Oil companies balancing the declining energy prices
In the recent months, a lot of oil producers made announcements for controlling their capital spending in 2015, by curbing thousands and millions of dollars. The purpose of the companies and producers to do so is for stabilizing and managing the diminishing prices in the energy sector.
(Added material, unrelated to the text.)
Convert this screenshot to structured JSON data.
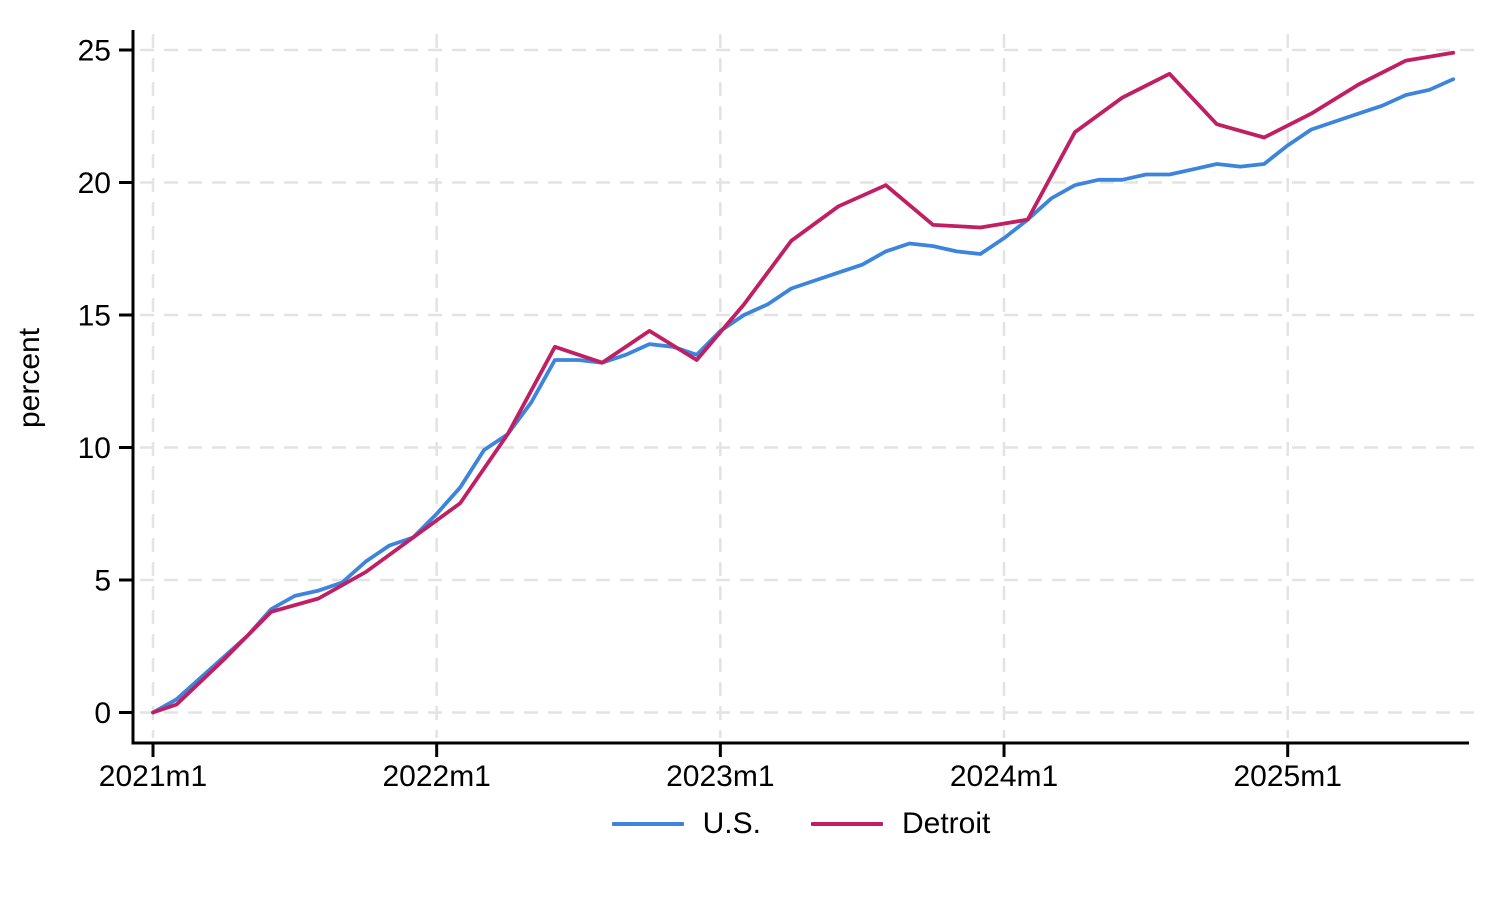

Oklahoma based Chesapeake Energy Corporation also decreased the capital spending budget to a range of $3.5 billion and $4 billion. Its previous capital spending budget range was $4 billion to $4.5 billion. Apart from this shushing, the company announced 55% reduction in comparison to the previous year. It said that Chesapeake shall operate 25-35 rigs in 2015.
Resulting this, the production target has been decreased by 1-3% growth, in contrast with 2014. In May 2015, it had announced that its production growth for 2015 shall be projected at 7-10%. Commenting on this issue, the Chief Executive Officer of company, Doug Lawler said that the reduction of capital expenditure comes in light of weak prices of commodity. At the same time, he said, Chesapeake Energy Corporation (NYSE:CHK) is also bringing down the associated drilling activities.